Given these assumptions, I conclude that the best we can do is to
make compile-time violations constraint violations, certain calloc()
calls fail by returning NULL, and other attempts undefined behavior.
Other people have different assumptions. What thought have
you given to exploring or discovering alternatives that
might let different viewpoints co-exist?
There are different kinds of undefined behavior. Some cases are
things that are clearly errors that an implementation isn't required
to detect. In other cases, an implementation can reasonably define
and document a meaning, providing an extension. (The standard
doesn't make this distinction.) My intent is that the new cases
of UB are of the former kind, errors that needn't be diagnosed.
They'e UB rather than diagnosible errors simply because it's not
practical to diagnose them. (If C had exceptions ...)
I think I understand the distinction you're trying to make.
Assuming for the moment that I agree with your categorization
(and I'm not saying I don't only that I'm not sure), I don't
see how it makes any difference to (what I think is) the
basic issue.
[...]
Sorry, my comment was a little bit unclear here.

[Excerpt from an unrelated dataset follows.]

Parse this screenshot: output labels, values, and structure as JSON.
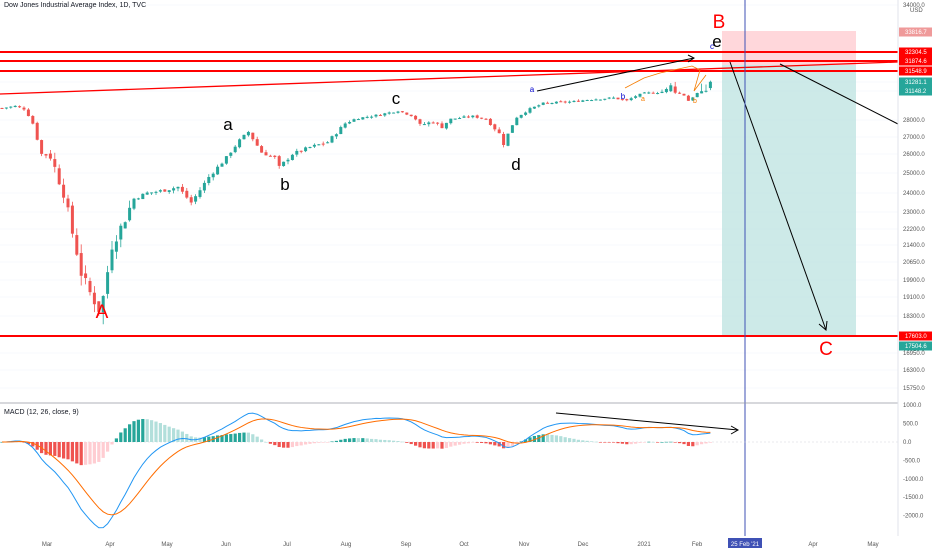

What I mean
is uintmax_t has 64 _value_ bits (and I want it to have 64 value
bits for other reasons), but intmax_t/uintmax_t have 128 bits
of representation. Such an implementation is now conforming
(because of the undefined behavior loophole for signed integer
arithmetic). Do you think the Standard should be changed so
that such implementations _not_ be conforming? I can't think of
a good reason why the Standard should be changed to exclude
them.
No, I don't think the Standard should be changed to exclude them.
In practice, though, it's almost certain either that 64-bit integers
only require 64 bits of storage, or 128-bit integers can use all
128 bits of storage. In the rare counterexamples presumably there
are good reasons for having 64 padding bits, and you can't use them
as value bits anyway.
The point is that now implementations have the freedom to
exercise that choice. It's better to leave that freedom
in place, even 999 times out of 1000 an implementation
will make a different choice for that.
Yes, to the extent that that's possible. Implementations are
perfectly free to support arbitrarily large objects; I'm merely
suggesting that thay should define SIZE_MAX appropriately to
reflect this.
And I don't have any objection to making that statement as
a suggestion (or a Recommended Practice). I just don't think
it should be an irrevocable requirement.
Then that's where we disagree.
Not quite. The maximum object size can be much smaller than the
usable address space size. For example it's entirely plausible that
an implementation with a 64-bit address space might only support
objects up to 2**32 bytes. I mentioned that most current systems
SIZE_MAX is big enough to span the entire address space but that
wasn't meant to be prescriptive.
Once you allow implementations to have address spaces larger than
SIZE_MAX, you better be prepared to deal with objects larger than
SIZE_MAX, because there's no way the implementation can guarantee such
objects won't occur dynamically.
And what I'm suggesting is that SIZE_MAX should reflect (or be an
upper bound on) the maximum possible size of any object, because
that's what SIZE_MAX should mean.
I don't object to making that statement as a suggestion.
I do object to having it be an unconditional requirement.
Incidentally, there are several of your articles that I haven't
responded to, because it's going to require considerable time and
thought to do so. I've left them pending in my newsreader, and I
may or may not get around to responding to them eventually.
Well at least now I know they're thought provoking.